Background: β-Lactam (BL) allergy workup varies across studies because of methodological heterogeneity, which affects the estimated risk of BL resensitization after a negative allergy test. Consequently, controversy remains regarding recommendations for retesting. Objective: This systematic review and meta-analysis aimed to quantify the prevalence, severity, and determinants of BL resensitization to support safe and individualized retesting strategies. Methods: PubMed, Embase, Scopus, and CINAHL were searched from inception to August 4, 2024, in accordance with Preferred Reporting Items for Systematic Reviews and Meta-Analyses (PRISMA). Eligible studies enrolled patients with documented BL allergy who achieved a negative initial standard evaluation confirming tolerance and subsequently underwent retesting. Random-effects models generated pooled prevalence with 95% confidence intervals (CIs); subgroup analyses examined retest modality, reaction chronology, geography, and age. The strength of evidence was graded with Grading of Recommended Assessment, Development, and Evaluation (GRADE).
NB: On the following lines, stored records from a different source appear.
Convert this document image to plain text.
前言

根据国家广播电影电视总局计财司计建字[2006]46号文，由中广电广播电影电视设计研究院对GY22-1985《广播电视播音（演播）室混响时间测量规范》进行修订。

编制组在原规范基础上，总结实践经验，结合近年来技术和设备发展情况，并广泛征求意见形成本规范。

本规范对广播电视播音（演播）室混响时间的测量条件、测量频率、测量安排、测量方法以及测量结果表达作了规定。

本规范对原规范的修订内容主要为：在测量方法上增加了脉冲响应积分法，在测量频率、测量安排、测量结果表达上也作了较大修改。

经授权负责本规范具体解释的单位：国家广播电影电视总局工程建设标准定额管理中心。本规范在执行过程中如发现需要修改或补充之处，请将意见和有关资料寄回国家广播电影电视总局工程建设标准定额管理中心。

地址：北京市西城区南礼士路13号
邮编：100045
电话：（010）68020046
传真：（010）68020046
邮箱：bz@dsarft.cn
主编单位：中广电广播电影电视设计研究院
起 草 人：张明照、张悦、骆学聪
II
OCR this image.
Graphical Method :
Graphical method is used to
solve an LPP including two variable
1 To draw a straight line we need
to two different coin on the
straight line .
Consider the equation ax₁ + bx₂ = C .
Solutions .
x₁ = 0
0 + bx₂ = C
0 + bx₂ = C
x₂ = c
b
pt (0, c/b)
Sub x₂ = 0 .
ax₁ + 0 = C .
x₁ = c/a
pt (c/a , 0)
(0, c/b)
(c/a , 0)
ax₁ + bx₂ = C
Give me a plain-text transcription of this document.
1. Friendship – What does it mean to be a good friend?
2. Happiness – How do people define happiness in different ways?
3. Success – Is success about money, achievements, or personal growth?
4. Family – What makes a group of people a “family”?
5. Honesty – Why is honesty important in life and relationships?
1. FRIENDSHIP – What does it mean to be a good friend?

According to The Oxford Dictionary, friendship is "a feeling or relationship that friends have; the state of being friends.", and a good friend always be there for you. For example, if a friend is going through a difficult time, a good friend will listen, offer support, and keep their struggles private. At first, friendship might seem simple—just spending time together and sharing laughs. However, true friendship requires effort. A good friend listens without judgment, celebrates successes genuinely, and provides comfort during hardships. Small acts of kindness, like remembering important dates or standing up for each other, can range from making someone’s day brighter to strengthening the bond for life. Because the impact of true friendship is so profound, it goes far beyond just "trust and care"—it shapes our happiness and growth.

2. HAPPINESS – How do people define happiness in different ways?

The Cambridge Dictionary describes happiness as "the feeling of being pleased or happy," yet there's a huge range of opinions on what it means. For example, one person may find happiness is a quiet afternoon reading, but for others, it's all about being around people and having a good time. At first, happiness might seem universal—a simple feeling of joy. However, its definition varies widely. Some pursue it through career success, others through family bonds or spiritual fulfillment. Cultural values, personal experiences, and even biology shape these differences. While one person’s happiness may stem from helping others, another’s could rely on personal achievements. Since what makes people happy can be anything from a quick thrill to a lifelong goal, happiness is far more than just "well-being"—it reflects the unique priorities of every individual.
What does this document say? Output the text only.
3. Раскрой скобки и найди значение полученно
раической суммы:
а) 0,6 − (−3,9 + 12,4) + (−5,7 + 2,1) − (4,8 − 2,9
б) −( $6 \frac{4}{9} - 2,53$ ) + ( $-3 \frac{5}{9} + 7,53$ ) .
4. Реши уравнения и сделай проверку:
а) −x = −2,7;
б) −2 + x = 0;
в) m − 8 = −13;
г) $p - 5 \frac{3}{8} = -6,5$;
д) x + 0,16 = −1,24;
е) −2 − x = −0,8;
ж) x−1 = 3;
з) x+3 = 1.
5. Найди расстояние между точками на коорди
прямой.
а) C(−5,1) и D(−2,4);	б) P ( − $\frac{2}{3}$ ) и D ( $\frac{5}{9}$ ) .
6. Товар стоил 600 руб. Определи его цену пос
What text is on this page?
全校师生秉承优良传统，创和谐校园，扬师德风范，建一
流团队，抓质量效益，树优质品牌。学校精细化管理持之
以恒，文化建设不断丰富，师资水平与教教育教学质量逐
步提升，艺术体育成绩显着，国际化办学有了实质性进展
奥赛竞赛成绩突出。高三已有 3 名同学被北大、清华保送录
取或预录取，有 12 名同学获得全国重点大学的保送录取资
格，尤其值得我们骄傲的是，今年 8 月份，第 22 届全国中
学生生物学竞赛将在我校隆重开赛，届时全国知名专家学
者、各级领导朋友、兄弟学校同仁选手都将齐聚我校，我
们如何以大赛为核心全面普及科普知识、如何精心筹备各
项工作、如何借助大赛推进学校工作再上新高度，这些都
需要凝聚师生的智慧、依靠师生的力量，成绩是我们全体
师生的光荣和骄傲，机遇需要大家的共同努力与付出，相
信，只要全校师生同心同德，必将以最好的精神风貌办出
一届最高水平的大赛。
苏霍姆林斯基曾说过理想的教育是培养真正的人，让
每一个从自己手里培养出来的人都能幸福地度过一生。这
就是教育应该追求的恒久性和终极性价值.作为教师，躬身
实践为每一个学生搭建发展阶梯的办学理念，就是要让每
Results: Thirty-two studies comprising 5766 retests met eligibility criteria. The overall pooled resensitization rate was 3.80% (95% CI, 2.35-5.50; I² = 82.96%). Limiting to studies using the sequential or direct drug provocation test (DPT) across 3414 retesting evaluations, the resensitization rate was 2.44% (95% CI, 0.99-4.43; I² = 86.08%), equivalent to 1 case detected per 41 retests. Severe reactions during retesting with these methods occurred at a rate of 0.32% (95% CI, 0.18-0.58; I² = 0.0%). The overall strength of evidence for resensitization prevalence was graded as low. Conclusions: In DPT-based studies, the pooled resensitization risk was low (approximately 1%-4%) with substantial heterogeneity. Serious reactions during retesting were very rare. These findings do not support routine retesting after a negative evaluation, as the observed risk is in the range of de novo BL reactions in the general population.